Love the 'back in my day' reference by whoever it was about a OEI night circling to a no slope landing. You do realise its not 1947 anymore right? I don't know about Virgin, but at Qantas circling has been banned for years. I'd love to hear the calculation for the probability of a scenario where the captain dies, an engine explodes, somehow you're so far away from a suitable airfield that an approach has to be made at an out port with no IAP, where the wx is at minima and the slope guidance u/s. Classic.

Those darn cadets! Probably couldn't even handle a quadruple hydraulic failure with wing seperation and simultaneous magnetic pole reversal! A hull loss is coming folks! I tells ya!

​​4

I recall as a domestic Australian airline pilot, CASA required a circling approach off an NPA as part of your 90 day sim proficiency. It was singe engine and 500 feet. Nobody in their right mind would circle in those circumstances, it was a skill-set that maintained the high levels of airline handling proficiency on reflection. The skill-set is transferable to other scenarios.

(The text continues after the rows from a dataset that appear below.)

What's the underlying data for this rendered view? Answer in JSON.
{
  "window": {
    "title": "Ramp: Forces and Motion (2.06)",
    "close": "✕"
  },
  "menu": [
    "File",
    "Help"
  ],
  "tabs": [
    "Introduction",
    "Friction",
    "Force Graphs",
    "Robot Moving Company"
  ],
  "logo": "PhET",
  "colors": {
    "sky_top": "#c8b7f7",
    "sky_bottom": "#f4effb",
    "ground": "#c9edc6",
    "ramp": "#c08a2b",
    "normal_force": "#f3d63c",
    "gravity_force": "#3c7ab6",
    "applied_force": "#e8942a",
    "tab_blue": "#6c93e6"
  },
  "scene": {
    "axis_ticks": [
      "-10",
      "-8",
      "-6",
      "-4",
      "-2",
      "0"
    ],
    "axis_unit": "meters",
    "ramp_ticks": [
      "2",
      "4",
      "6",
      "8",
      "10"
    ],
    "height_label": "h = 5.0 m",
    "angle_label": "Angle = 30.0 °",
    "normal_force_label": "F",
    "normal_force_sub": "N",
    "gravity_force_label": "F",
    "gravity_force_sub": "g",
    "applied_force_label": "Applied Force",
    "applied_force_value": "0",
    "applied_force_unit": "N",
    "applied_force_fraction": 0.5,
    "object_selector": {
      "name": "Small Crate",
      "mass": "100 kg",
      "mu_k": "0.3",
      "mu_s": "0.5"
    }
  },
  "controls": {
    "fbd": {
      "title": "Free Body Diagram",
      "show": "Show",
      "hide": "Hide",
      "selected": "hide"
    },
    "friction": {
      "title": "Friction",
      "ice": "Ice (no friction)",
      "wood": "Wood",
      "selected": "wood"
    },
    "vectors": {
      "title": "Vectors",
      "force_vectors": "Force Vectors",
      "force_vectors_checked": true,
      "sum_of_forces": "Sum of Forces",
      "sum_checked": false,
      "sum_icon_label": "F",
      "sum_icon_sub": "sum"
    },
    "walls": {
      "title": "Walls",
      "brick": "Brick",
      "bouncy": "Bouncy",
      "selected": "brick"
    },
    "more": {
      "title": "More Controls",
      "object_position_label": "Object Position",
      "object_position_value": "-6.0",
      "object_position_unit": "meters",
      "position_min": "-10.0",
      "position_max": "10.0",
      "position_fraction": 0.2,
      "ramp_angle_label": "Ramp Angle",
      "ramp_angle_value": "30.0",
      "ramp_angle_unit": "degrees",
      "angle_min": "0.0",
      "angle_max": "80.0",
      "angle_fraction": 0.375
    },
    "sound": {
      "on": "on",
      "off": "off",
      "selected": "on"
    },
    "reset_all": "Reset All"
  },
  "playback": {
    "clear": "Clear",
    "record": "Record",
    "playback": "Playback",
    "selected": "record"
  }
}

QF stated becoming more involved in domestic flying and I am not sure if the exercises dropped however when QF’s Jensen took over Ansett the sim was reduced to six monthly and the program less demanding.

I went abroad and flew with two different Cadet airlines. The first totally banned circling and visual approaches as the skills too low. The second still required circling approach proficiency though eventually dropped the requirement as the pilot group struggled and this streamlined training costs.

All this was this century! We are dumbing down the job to keep wages low.